Esses gatos passaram a rondar os agrupamentos humanos em busca de alimentos fáceis proporcionados por criações domésticas como galinhas, patos e coelhos. Também visavam a caça de um animal “doméstico” indesejado – os ratos. Isso mesmo – ratos são classificados como animais sinantrópicos, ou seja, animais que aprenderam a viver junto com os seres humanos. Nessa lista se incluem também baratas, pulgas, carrapatos, formigas, abelhas, centopeias, lagartixas e morcegos, entre muitos outros.
Os ratos domésticos ou camundongos (Mus musculus), os ratos pretos (Rattus rattus) e as ratazanas (Rattus norvegicus), conhecidas em algumas regiões como gabirus, são originários das planícies da Ásia Central.

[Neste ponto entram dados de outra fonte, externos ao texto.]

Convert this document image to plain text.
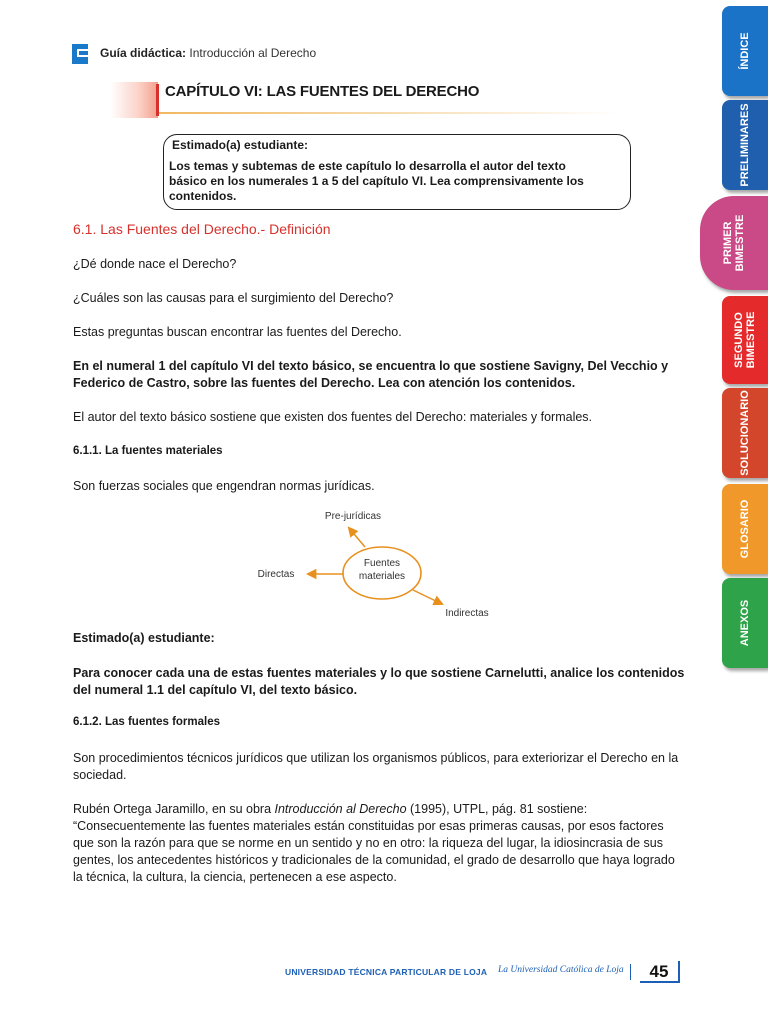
Guía didáctica: Introducción al Derecho
CAPÍTULO VI: LAS FUENTES DEL DERECHO
Estimado(a) estudiante:
Los temas y subtemas de este capítulo lo desarrolla el autor del texto básico en los numerales 1 a 5 del capítulo VI. Lea comprensivamente los contenidos.
6.1. Las Fuentes del Derecho.- Definición
¿Dé donde nace el Derecho?
¿Cuáles son las causas para el surgimiento del Derecho?
Estas preguntas buscan encontrar las fuentes del Derecho.
En el numeral 1 del capítulo VI del texto básico, se encuentra lo que sostiene Savigny, Del Vecchio y Federico de Castro, sobre las fuentes del Derecho. Lea con atención los contenidos.
El autor del texto básico sostiene que existen dos fuentes del Derecho: materiales y formales.
6.1.1. La fuentes materiales
Son fuerzas sociales que engendran normas jurídicas.
Fuentes
materiales
Pre-jurídicas
Directas
Indirectas
Estimado(a) estudiante:
Para conocer cada una de estas fuentes materiales y lo que sostiene Carnelutti, analice los contenidos del numeral 1.1 del capítulo VI, del texto básico.
6.1.2. Las fuentes formales
Son procedimientos técnicos jurídicos que utilizan los organismos públicos, para exteriorizar el Derecho en la sociedad.
Rubén Ortega Jaramillo, en su obra Introducción al Derecho (1995), UTPL, pág. 81 sostiene:
“Consecuentemente las fuentes materiales están constituidas por esas primeras causas, por esos factores que son la razón para que se norme en un sentido y no en otro: la riqueza del lugar, la idiosincrasia de sus gentes, los antecedentes históricos y tradicionales de la comunidad, el grado de desarrollo que haya logrado la técnica, la cultura, la ciencia, pertenecen a ese aspecto.
UNIVERSIDAD TÉCNICA PARTICULAR DE LOJA La Universidad Católica de Loja	45
ÍNDICE
PRELIMINARES
PRIMER
BIMESTRE
SEGUNDO
BIMESTRE
SOLUCIONARIO
GLOSARIO
ANEXOS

Esses animais se aproximaram dos assentamentos humanos em busca de alimentos, especialmente os grãos que passaram a ser estocados em silos e celeiros. Com as migrações humanas, esses animais seguiram as caravanas e se espalharam por todo o mundo.
Além de causar perdas nos estoques de alimentos, os ratos passaram a transmitir um sem-número de doenças aos grupos humanos. Quando essas pessoas perceberam que os gatos caçavam e comiam esses ratos, rapidamente passaram a adotar os simpáticos gatos como animais de estimação. Estimativas atuais falam de mais de 250 raças diferentes de gatos.
Apesar da boa e confortável vida doméstica, com abrigo, comida e muito carinho, os gatos nunca perderam seus instintos de caçador furtivo. Também mantiveram muitos dos seus hábitos ancestrais como a hiperatividade noturna e o gosto por longos passeios pelo “seu território”. E são justamente nesses passeios noturnos onde se deixam levar pelos instintos mais primitivos de caçador.
Muitos que tem um gato de estimação em casa já foram surpreendidos com o recebimento de “presentes” trazidos pelos animais – pássaros, lagartos ou outros animais mortos, caçados durante a última noite. Estima-se que, pelo menos, 33 espécies de animais silvestres foram levadas à extinção por ação direta de gatos domésticos.
A pior parte dessa história – qual ambientalista consegue convencer os donos de um desses fofos e simpáticos animais de sua periculosidade para a fauna silvestre?